Titulaire de la Chaire de gestion du secteur de l’énergie à HEC Montréal, Pierre-Olivier Pineau remet particulièrement en question cette « fièvre de l’hydrogène » : « Si l’hydrogène remplace le gaz naturel, le coût de décarbonation revient grosso modo à 300 dollars la tonne de GES. » Des sommes importantes qui pourraient servir à des projets plus efficaces et moins onéreux pour réduire les émissions de GES, estime-t-il.

Le Québec n’a pas besoin de se précipiter et d’investir dans la première génération de technologies, dont celle des électrolyseurs, selon lui : « C’est la deuxième ou troisième génération qui sera la meilleure. »

Il rappelle que l’avantage de la province réside principalement dans son hydroélectricité. « Cet avantage sera toujours là dans quelques années. Les vrais gains dans la production énergétique, ça va être l’efficacité énergétique et des changements dans nos modes de consommation », dit-il.

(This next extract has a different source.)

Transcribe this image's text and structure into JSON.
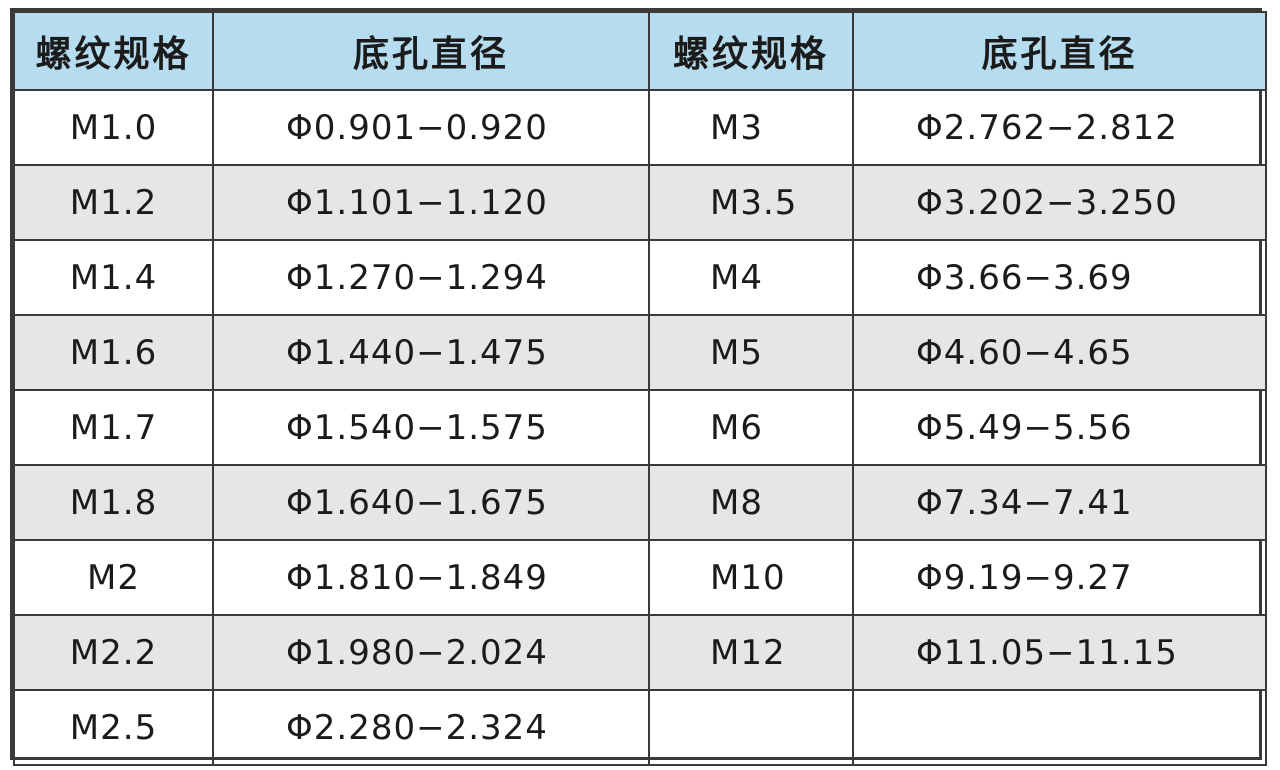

Questionnement similaire de la part de Philippe Dunsky, président de Dunsky Énergie + Climat, une firme de consultants spécialisés en énergie. « L’hydrogène fait partie de la solution, mais pour des secteurs nichés », dit-il, citant les exemples de la production d’acier et la fabrication de fertilisants, comme l’ammoniac.

Les vrais gains dans la production énergétique, ça va être l’efficacité énergétique et des changements dans nos modes de consommation

Dans le cadre de la lutte contre les changements climatiques, « l’électricité devrait prendre la grande part du lion, et il ne faut pas rendre la marche de l’électrification inutilement difficile en choisissant de favoriser l’hydrogène là où il n’est pas le plus efficace ». Les investissements dans l’hydrogène et les bioénergies devraient représenter la place qu’ils occuperont dans la décarbonation, selon lui.

Dans une analyse énergétique publiée en juin, la firme Dunsky prévoit que l’hydrogène représentera environ 3 % de la consommation totale d’énergie au Québec en 2050, soit une « portion relativement petite de l’ensemble du bilan énergétique ». Les bioénergies pourraient quant à elles représenter 14 % alors que l’électricité grimperait à 71 % du bilan énergétique dans la province.